That seems like a silly question, doesn’t it? But the answer is often more complicated that you’d expect. We get a lot of mixed messages about money.
“Money is the root of all evil.”
“Money can’t buy happiness.”
“A penny saved is a penny earned.”
“Waste not, want not.”
“Moderation in all things.”
“Money isn’t everything.”
If you grew up in a Judeo-Christian religion, the messages are even more confusing. In the Old Testament, God’s blessing is accompanied by wealth. Then in the New Testament, we read: “Again I say to you, it is easier for a camel to go through the eye of the needle, than for a rich man to enter the kingdom of God.”
Interestingly, one interpretation of that much-quoted verse is that “eye of the needle” was a gate along the Jerusalem wall that was used to gain entrance to the city at night when the main gate was closed. A camel would need to get down on his knees to enter through the eye of the needle. The image would have signified humility, not impossibility.
So back to our question, “How do you feel about money?” Let’s take a little test. Say these words out loud and pay attention to how they make you feel:
Hammer… Pencil… Money…
Like a hammer or a pencil, money is simply a tool. But many people find that even saying the word “money” makes them feel uncomfortable. Conversations dealing with money make them squirm. Paradoxically, these same people complain about how they never have enough of it. “I can’t afford it.” “I don’t have the money.” They comfortable discussing lack of money, but not abundance. Hmmm…
Whether you realize it or not, at this very moment, you are attracting lack or abundance. If it is more comfortable to discuss lack than abundance… which do you think you are attracting?
T. Harv Eker, author of “Secrets of the Millionaire Mind” and “SpeedWealth”, postulates that we are each born with a financial thermostat, which determines our financial set-point. In order to change your financial status in any long term or meaningful way, you need to examine your mental and emotional relationship to money. The most compelling revelation in Eker’s work is that your financial blueprint is not static. It can be changed. Set aside time to watch this video to learn more about the concept of a financial thermostat. The video is subtitled in Spanish for all our Latino friends!
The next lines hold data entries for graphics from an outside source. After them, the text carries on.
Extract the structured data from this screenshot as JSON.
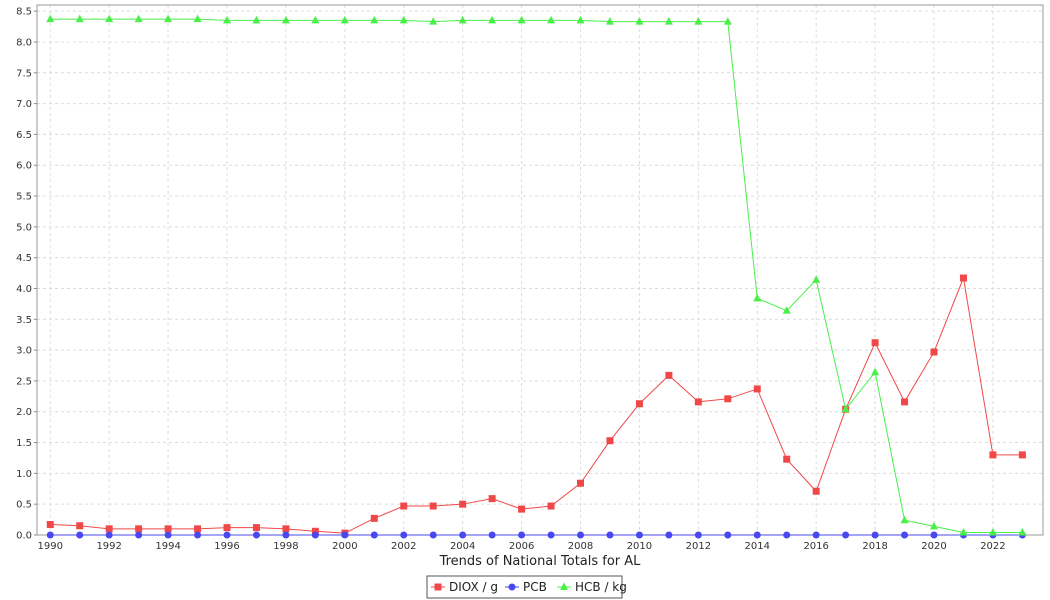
{
  "chart_data": {
    "type": "line",
    "title": "",
    "xlabel": "Trends of National Totals for AL",
    "ylabel": "",
    "x": [
      1990,
      1991,
      1992,
      1993,
      1994,
      1995,
      1996,
      1997,
      1998,
      1999,
      2000,
      2001,
      2002,
      2003,
      2004,
      2005,
      2006,
      2007,
      2008,
      2009,
      2010,
      2011,
      2012,
      2013,
      2014,
      2015,
      2016,
      2017,
      2018,
      2019,
      2020,
      2021,
      2022,
      2023
    ],
    "xlim": [
      1989.55,
      2023.7
    ],
    "ylim": [
      0,
      8.6
    ],
    "x_ticks": [
      1990,
      1992,
      1994,
      1996,
      1998,
      2000,
      2002,
      2004,
      2006,
      2008,
      2010,
      2012,
      2014,
      2016,
      2018,
      2020,
      2022
    ],
    "y_ticks": [
      "0.0",
      "0.5",
      "1.0",
      "1.5",
      "2.0",
      "2.5",
      "3.0",
      "3.5",
      "4.0",
      "4.5",
      "5.0",
      "5.5",
      "6.0",
      "6.5",
      "7.0",
      "7.5",
      "8.0",
      "8.5"
    ],
    "grid": true,
    "legend_position": "bottom-center",
    "series": [
      {
        "name": "DIOX / g",
        "color": "#f04848",
        "marker": "square",
        "values": [
          0.17,
          0.15,
          0.1,
          0.1,
          0.1,
          0.1,
          0.12,
          0.12,
          0.1,
          0.06,
          0.03,
          0.27,
          0.47,
          0.47,
          0.5,
          0.59,
          0.42,
          0.47,
          0.84,
          1.53,
          2.13,
          2.59,
          2.16,
          2.21,
          2.37,
          1.23,
          0.71,
          2.04,
          3.12,
          2.16,
          2.97,
          4.17,
          1.3,
          1.3
        ]
      },
      {
        "name": "PCB",
        "color": "#4848f0",
        "marker": "circle",
        "values": [
          0,
          0,
          0,
          0,
          0,
          0,
          0,
          0,
          0,
          0,
          0,
          0,
          0,
          0,
          0,
          0,
          0,
          0,
          0,
          0,
          0,
          0,
          0,
          0,
          0,
          0,
          0,
          0,
          0,
          0,
          0,
          0,
          0,
          0
        ]
      },
      {
        "name": "HCB / kg",
        "color": "#48f048",
        "marker": "triangle",
        "values": [
          8.37,
          8.37,
          8.37,
          8.37,
          8.37,
          8.37,
          8.35,
          8.35,
          8.35,
          8.35,
          8.35,
          8.35,
          8.35,
          8.33,
          8.35,
          8.35,
          8.35,
          8.35,
          8.35,
          8.33,
          8.33,
          8.33,
          8.33,
          8.33,
          3.84,
          3.64,
          4.14,
          2.04,
          2.64,
          0.24,
          0.14,
          0.04,
          0.04,
          0.04
        ]
      }
    ]
  }
}
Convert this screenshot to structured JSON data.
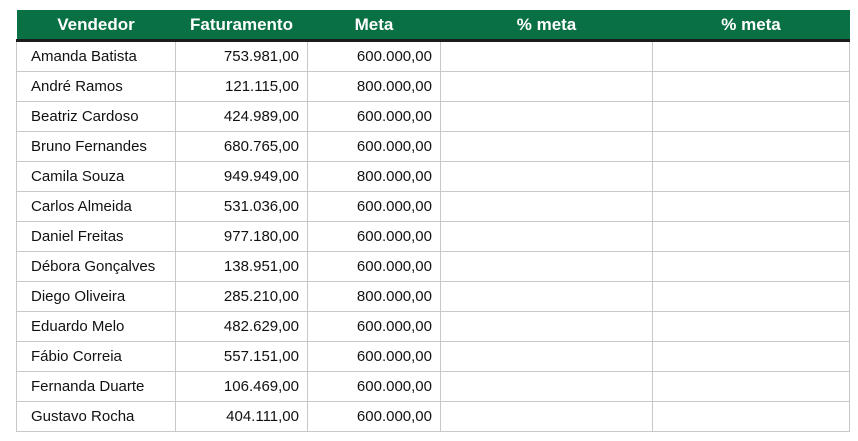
{
  "table": {
    "headers": [
      "Vendedor",
      "Faturamento",
      "Meta",
      "% meta",
      "% meta"
    ],
    "rows": [
      {
        "vendedor": "Amanda Batista",
        "faturamento": "753.981,00",
        "meta": "600.000,00",
        "pct_meta_1": "",
        "pct_meta_2": ""
      },
      {
        "vendedor": "André Ramos",
        "faturamento": "121.115,00",
        "meta": "800.000,00",
        "pct_meta_1": "",
        "pct_meta_2": ""
      },
      {
        "vendedor": "Beatriz Cardoso",
        "faturamento": "424.989,00",
        "meta": "600.000,00",
        "pct_meta_1": "",
        "pct_meta_2": ""
      },
      {
        "vendedor": "Bruno Fernandes",
        "faturamento": "680.765,00",
        "meta": "600.000,00",
        "pct_meta_1": "",
        "pct_meta_2": ""
      },
      {
        "vendedor": "Camila Souza",
        "faturamento": "949.949,00",
        "meta": "800.000,00",
        "pct_meta_1": "",
        "pct_meta_2": ""
      },
      {
        "vendedor": "Carlos Almeida",
        "faturamento": "531.036,00",
        "meta": "600.000,00",
        "pct_meta_1": "",
        "pct_meta_2": ""
      },
      {
        "vendedor": "Daniel Freitas",
        "faturamento": "977.180,00",
        "meta": "600.000,00",
        "pct_meta_1": "",
        "pct_meta_2": ""
      },
      {
        "vendedor": "Débora Gonçalves",
        "faturamento": "138.951,00",
        "meta": "600.000,00",
        "pct_meta_1": "",
        "pct_meta_2": ""
      },
      {
        "vendedor": "Diego Oliveira",
        "faturamento": "285.210,00",
        "meta": "800.000,00",
        "pct_meta_1": "",
        "pct_meta_2": ""
      },
      {
        "vendedor": "Eduardo Melo",
        "faturamento": "482.629,00",
        "meta": "600.000,00",
        "pct_meta_1": "",
        "pct_meta_2": ""
      },
      {
        "vendedor": "Fábio Correia",
        "faturamento": "557.151,00",
        "meta": "600.000,00",
        "pct_meta_1": "",
        "pct_meta_2": ""
      },
      {
        "vendedor": "Fernanda Duarte",
        "faturamento": "106.469,00",
        "meta": "600.000,00",
        "pct_meta_1": "",
        "pct_meta_2": ""
      },
      {
        "vendedor": "Gustavo Rocha",
        "faturamento": "404.111,00",
        "meta": "600.000,00",
        "pct_meta_1": "",
        "pct_meta_2": ""
      }
    ]
  },
  "colors": {
    "header_bg": "#097044",
    "header_text": "#ffffff",
    "gridline": "#c8c8c8"
  }
}
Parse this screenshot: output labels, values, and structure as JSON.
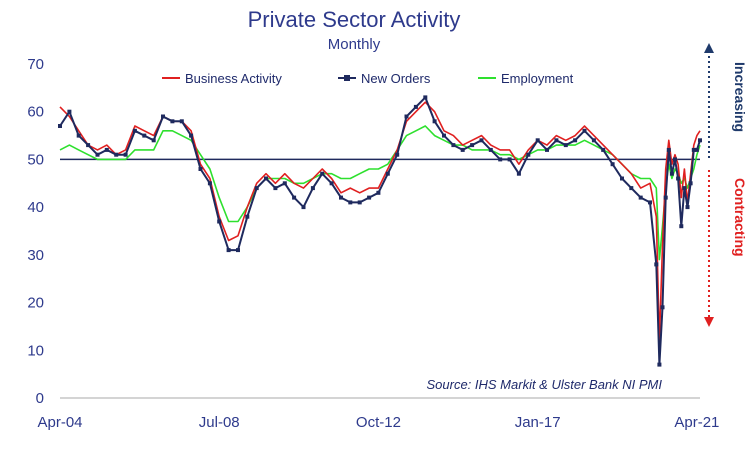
{
  "chart_data": {
    "type": "line",
    "title": "Private Sector Activity",
    "subtitle": "Monthly",
    "source": "Source: IHS Markit & Ulster Bank NI PMI",
    "x_tick_labels": [
      "Apr-04",
      "Jul-08",
      "Oct-12",
      "Jan-17",
      "Apr-21"
    ],
    "y_ticks": [
      0,
      10,
      20,
      30,
      40,
      50,
      60,
      70
    ],
    "ylim": [
      0,
      70
    ],
    "x_range": [
      "Apr-04",
      "May-21"
    ],
    "reference_line": 50,
    "grid": false,
    "legend_placement": "top",
    "annotations": {
      "up": "Increasing",
      "down": "Contracting"
    },
    "colors": {
      "axis": "#2e3a8c",
      "up": "#1f3a6b",
      "down": "#e02020"
    },
    "series": [
      {
        "name": "Business Activity",
        "color": "#e02020",
        "marker": "none",
        "x": [
          "Apr-04",
          "Jul-04",
          "Oct-04",
          "Jan-05",
          "Apr-05",
          "Jul-05",
          "Oct-05",
          "Jan-06",
          "Apr-06",
          "Jul-06",
          "Oct-06",
          "Jan-07",
          "Apr-07",
          "Jul-07",
          "Oct-07",
          "Jan-08",
          "Apr-08",
          "Jul-08",
          "Oct-08",
          "Jan-09",
          "Apr-09",
          "Jul-09",
          "Oct-09",
          "Jan-10",
          "Apr-10",
          "Jul-10",
          "Oct-10",
          "Jan-11",
          "Apr-11",
          "Jul-11",
          "Oct-11",
          "Jan-12",
          "Apr-12",
          "Jul-12",
          "Oct-12",
          "Jan-13",
          "Apr-13",
          "Jul-13",
          "Oct-13",
          "Jan-14",
          "Apr-14",
          "Jul-14",
          "Oct-14",
          "Jan-15",
          "Apr-15",
          "Jul-15",
          "Oct-15",
          "Jan-16",
          "Apr-16",
          "Jul-16",
          "Oct-16",
          "Jan-17",
          "Apr-17",
          "Jul-17",
          "Oct-17",
          "Jan-18",
          "Apr-18",
          "Jul-18",
          "Oct-18",
          "Jan-19",
          "Apr-19",
          "Jul-19",
          "Oct-19",
          "Jan-20",
          "Mar-20",
          "Apr-20",
          "May-20",
          "Jun-20",
          "Jul-20",
          "Aug-20",
          "Sep-20",
          "Oct-20",
          "Nov-20",
          "Dec-20",
          "Jan-21",
          "Feb-21",
          "Mar-21",
          "Apr-21",
          "May-21"
        ],
        "values": [
          61,
          59,
          56,
          53,
          52,
          53,
          51,
          52,
          57,
          56,
          55,
          59,
          58,
          58,
          56,
          49,
          46,
          38,
          33,
          34,
          40,
          45,
          47,
          45,
          47,
          45,
          44,
          46,
          48,
          46,
          43,
          44,
          43,
          44,
          44,
          48,
          52,
          58,
          60,
          62,
          60,
          56,
          55,
          53,
          54,
          55,
          53,
          52,
          52,
          49,
          52,
          54,
          53,
          55,
          54,
          55,
          57,
          55,
          53,
          51,
          49,
          47,
          44,
          45,
          38,
          12,
          32,
          48,
          54,
          49,
          51,
          49,
          42,
          48,
          41,
          47,
          53,
          55,
          56
        ]
      },
      {
        "name": "New Orders",
        "color": "#1f2a5e",
        "marker": "square",
        "x": [
          "Apr-04",
          "Jul-04",
          "Oct-04",
          "Jan-05",
          "Apr-05",
          "Jul-05",
          "Oct-05",
          "Jan-06",
          "Apr-06",
          "Jul-06",
          "Oct-06",
          "Jan-07",
          "Apr-07",
          "Jul-07",
          "Oct-07",
          "Jan-08",
          "Apr-08",
          "Jul-08",
          "Oct-08",
          "Jan-09",
          "Apr-09",
          "Jul-09",
          "Oct-09",
          "Jan-10",
          "Apr-10",
          "Jul-10",
          "Oct-10",
          "Jan-11",
          "Apr-11",
          "Jul-11",
          "Oct-11",
          "Jan-12",
          "Apr-12",
          "Jul-12",
          "Oct-12",
          "Jan-13",
          "Apr-13",
          "Jul-13",
          "Oct-13",
          "Jan-14",
          "Apr-14",
          "Jul-14",
          "Oct-14",
          "Jan-15",
          "Apr-15",
          "Jul-15",
          "Oct-15",
          "Jan-16",
          "Apr-16",
          "Jul-16",
          "Oct-16",
          "Jan-17",
          "Apr-17",
          "Jul-17",
          "Oct-17",
          "Jan-18",
          "Apr-18",
          "Jul-18",
          "Oct-18",
          "Jan-19",
          "Apr-19",
          "Jul-19",
          "Oct-19",
          "Jan-20",
          "Mar-20",
          "Apr-20",
          "May-20",
          "Jun-20",
          "Jul-20",
          "Aug-20",
          "Sep-20",
          "Oct-20",
          "Nov-20",
          "Dec-20",
          "Jan-21",
          "Feb-21",
          "Mar-21",
          "Apr-21",
          "May-21"
        ],
        "values": [
          57,
          60,
          55,
          53,
          51,
          52,
          51,
          51,
          56,
          55,
          54,
          59,
          58,
          58,
          55,
          48,
          45,
          37,
          31,
          31,
          38,
          44,
          46,
          44,
          45,
          42,
          40,
          44,
          47,
          45,
          42,
          41,
          41,
          42,
          43,
          47,
          51,
          59,
          61,
          63,
          58,
          55,
          53,
          52,
          53,
          54,
          52,
          50,
          50,
          47,
          51,
          54,
          52,
          54,
          53,
          54,
          56,
          54,
          52,
          49,
          46,
          44,
          42,
          41,
          28,
          7,
          19,
          42,
          52,
          47,
          50,
          46,
          36,
          44,
          40,
          45,
          52,
          52,
          54
        ]
      },
      {
        "name": "Employment",
        "color": "#2ee02e",
        "marker": "none",
        "x": [
          "Apr-04",
          "Jul-04",
          "Oct-04",
          "Jan-05",
          "Apr-05",
          "Jul-05",
          "Oct-05",
          "Jan-06",
          "Apr-06",
          "Jul-06",
          "Oct-06",
          "Jan-07",
          "Apr-07",
          "Jul-07",
          "Oct-07",
          "Jan-08",
          "Apr-08",
          "Jul-08",
          "Oct-08",
          "Jan-09",
          "Apr-09",
          "Jul-09",
          "Oct-09",
          "Jan-10",
          "Apr-10",
          "Jul-10",
          "Oct-10",
          "Jan-11",
          "Apr-11",
          "Jul-11",
          "Oct-11",
          "Jan-12",
          "Apr-12",
          "Jul-12",
          "Oct-12",
          "Jan-13",
          "Apr-13",
          "Jul-13",
          "Oct-13",
          "Jan-14",
          "Apr-14",
          "Jul-14",
          "Oct-14",
          "Jan-15",
          "Apr-15",
          "Jul-15",
          "Oct-15",
          "Jan-16",
          "Apr-16",
          "Jul-16",
          "Oct-16",
          "Jan-17",
          "Apr-17",
          "Jul-17",
          "Oct-17",
          "Jan-18",
          "Apr-18",
          "Jul-18",
          "Oct-18",
          "Jan-19",
          "Apr-19",
          "Jul-19",
          "Oct-19",
          "Jan-20",
          "Mar-20",
          "Apr-20",
          "May-20",
          "Jun-20",
          "Jul-20",
          "Aug-20",
          "Sep-20",
          "Oct-20",
          "Nov-20",
          "Dec-20",
          "Jan-21",
          "Feb-21",
          "Mar-21",
          "Apr-21",
          "May-21"
        ],
        "values": [
          52,
          53,
          52,
          51,
          50,
          50,
          50,
          50,
          52,
          52,
          52,
          56,
          56,
          55,
          54,
          51,
          48,
          42,
          37,
          37,
          40,
          44,
          46,
          46,
          46,
          45,
          45,
          46,
          47,
          47,
          46,
          46,
          47,
          48,
          48,
          49,
          52,
          55,
          56,
          57,
          55,
          54,
          53,
          53,
          52,
          52,
          52,
          51,
          51,
          50,
          51,
          52,
          52,
          53,
          53,
          53,
          54,
          53,
          52,
          51,
          49,
          47,
          46,
          46,
          44,
          29,
          36,
          44,
          49,
          46,
          48,
          47,
          45,
          46,
          44,
          46,
          48,
          51,
          53
        ]
      }
    ]
  }
}
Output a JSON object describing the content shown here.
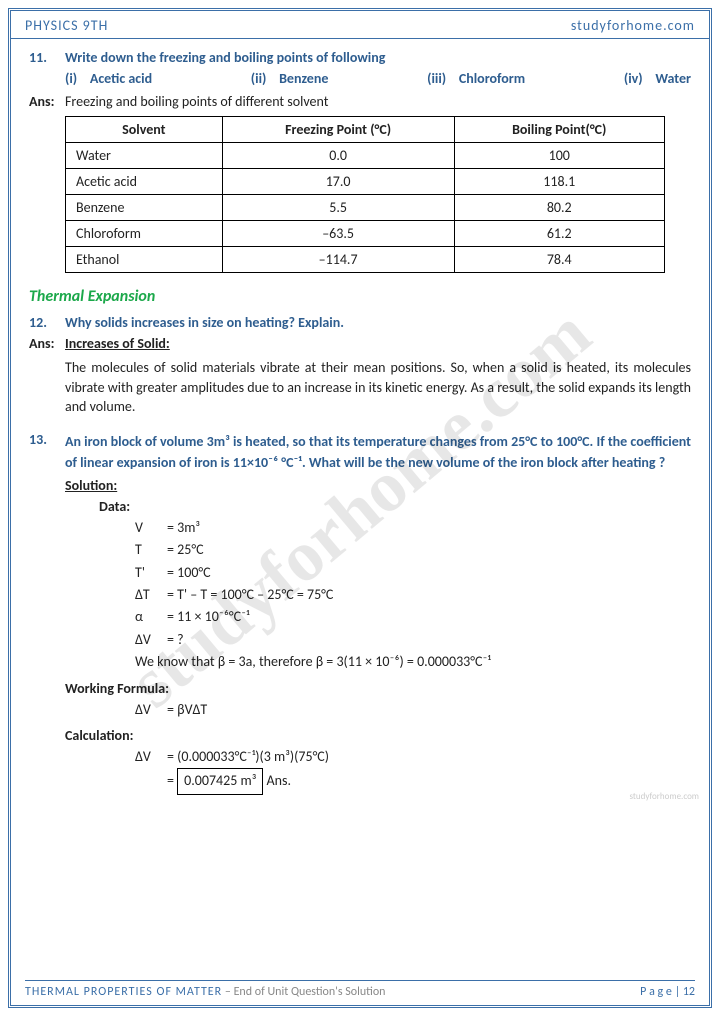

If you don’t feel comfortable with the word “money”, there is a good chance you are drastically diminishing your chance of having financial abundance. Do you have a deep-seated belief that equates poverty with holiness? Do you feel that having a large amount of cash resources at your disposal would be wrong? Would you feel guilty living in a nice house or driving a nice car? Would having more than your family or friends make your feel uncomfortable?
Remember that money isn’t just useful in buying things. It is also used to pay for experiences that create life-long memories. Have you ever wanted to take the family to Mexico? Europe? Thailand? Those experiences require money.
What if you could donate large sums of money to the charities of your choice? Money can be a powerful tool to enrich the lives of others.
Personally, I don’t believe money is good or evil. I believe it is nothing more than a tool. Money cannot buy love or happiness; but neither can poverty. The one thing money can buy is options. And life is too short to live without options.